Single-event multilevel surgery (SEMLS)
A surgical philosophy in which all orthopaedic corrections required in an ambulatory CP child are performed in a single anaesthetic episode (typically age 6–10 years), minimising cumulative rehabilitation and school disruption; the modern standard for ambulatory diplegic CP with multiple deformity levels.
Spasticity
A velocity-dependent increase in tonic stretch reflex tone (resistance to passive joint movement increases with the speed of stretch); the dominant motor abnormality in spastic CP, resulting from loss of supraspinal inhibition of the stretch reflex.
Tendon transfer
A surgical procedure in which a functioning muscle-tendon unit is detached from its original insertion and re-attached at a new site to substitute for the function of a paralysed muscle; requires donor grade ≥4, supple joint, neurological stability, and correct vector.
Thomas calliper
A long-leg iron with a ring at the ischium that transmits body weight through the ischium rather than through the knee or ankle joint; used in resource-limited district hospitals for flail or unstable hip in PPRP.

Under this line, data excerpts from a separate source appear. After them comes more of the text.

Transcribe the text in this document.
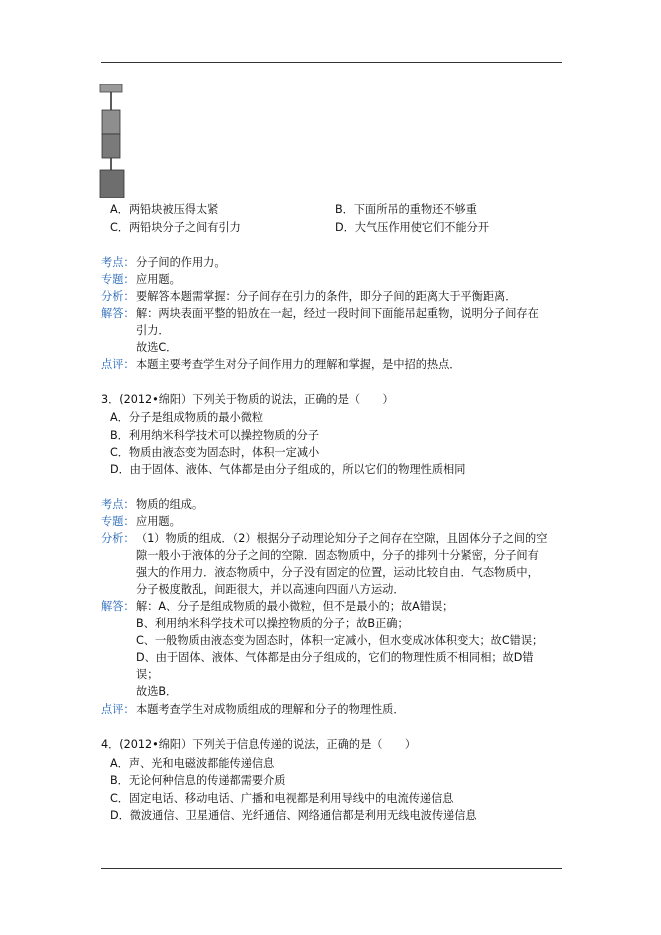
A．两铅块被压得太紧	B．下面所吊的重物还不够重
C．两铅块分子之间有引力	D．大气压作用使它们不能分开
考点： 分子间的作用力。
专题： 应用题。
分析： 要解答本题需掌握：分子间存在引力的条件，即分子间的距离大于平衡距离．
解答： 解：两块表面平整的铅放在一起，经过一段时间下面能吊起重物，说明分子间存在
引力．
故选C．
点评： 本题主要考查学生对分子间作用力的理解和掌握，是中招的热点．
3．(2012•绵阳）下列关于物质的说法，正确的是（　　）
A．分子是组成物质的最小微粒
B．利用纳米科学技术可以操控物质的分子
C．物质由液态变为固态时，体积一定减小
D．由于固体、液体、气体都是由分子组成的，所以它们的物理性质相同
考点： 物质的组成。
专题： 应用题。
分析： （1）物质的组成．（2）根据分子动理论知分子之间存在空隙，且固体分子之间的空
隙一般小于液体的分子之间的空隙．固态物质中，分子的排列十分紧密，分子间有
强大的作用力．液态物质中，分子没有固定的位置，运动比较自由．气态物质中，
分子极度散乱，间距很大，并以高速向四面八方运动．
解答： 解：A、分子是组成物质的最小微粒，但不是最小的；故A错误；
B、利用纳米科学技术可以操控物质的分子；故B正确；
C、一般物质由液态变为固态时，体积一定减小，但水变成冰体积变大；故C错误；
D、由于固体、液体、气体都是由分子组成的，它们的物理性质不相同相；故D错
误；
故选B．
点评： 本题考查学生对成物质组成的理解和分子的物理性质．
4．(2012•绵阳）下列关于信息传递的说法，正确的是（　　）
A．声、光和电磁波都能传递信息
B．无论何种信息的传递都需要介质
C．固定电话、移动电话、广播和电视都是利用导线中的电流传递信息
D．微波通信、卫星通信、光纤通信、网络通信都是利用无线电波传递信息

Tibialis posterior transfer
A tendon transfer in which the tibialis posterior tendon is re-routed through the interosseous membrane of the leg and attached to the dorsum of the foot, converting a plantarflexor-invertor into a dorsiflexor; the standard procedure for equinus foot in PPRP when tibialis posterior is grade ≥4.
Trendelenburg gait
A gait pattern in which the trunk lurches over the affected side during single-leg stance, resulting from weakness of the hip abductors (gluteus medius and minimus); a sign of paralytic hip abductor insufficiency in PPRP.
Triple arthrodesis
Surgical fusion of the talocalcaneal, talonavicular, and calcaneocuboid joints, performed to correct rigid hindfoot deformity (equinovarus or equinovalgus) and achieve a stable, plantigrade foot; requires skeletal maturity (typically 12–14 years).
Varus derotation osteotomy (VDRO)
A proximal femoral osteotomy that simultaneously reduces coxa valga (varus correction) and corrects femoral anteversion (derotation); the standard bony procedure for hip subluxation/dislocation in CP, usually combined with acetabular reconstruction.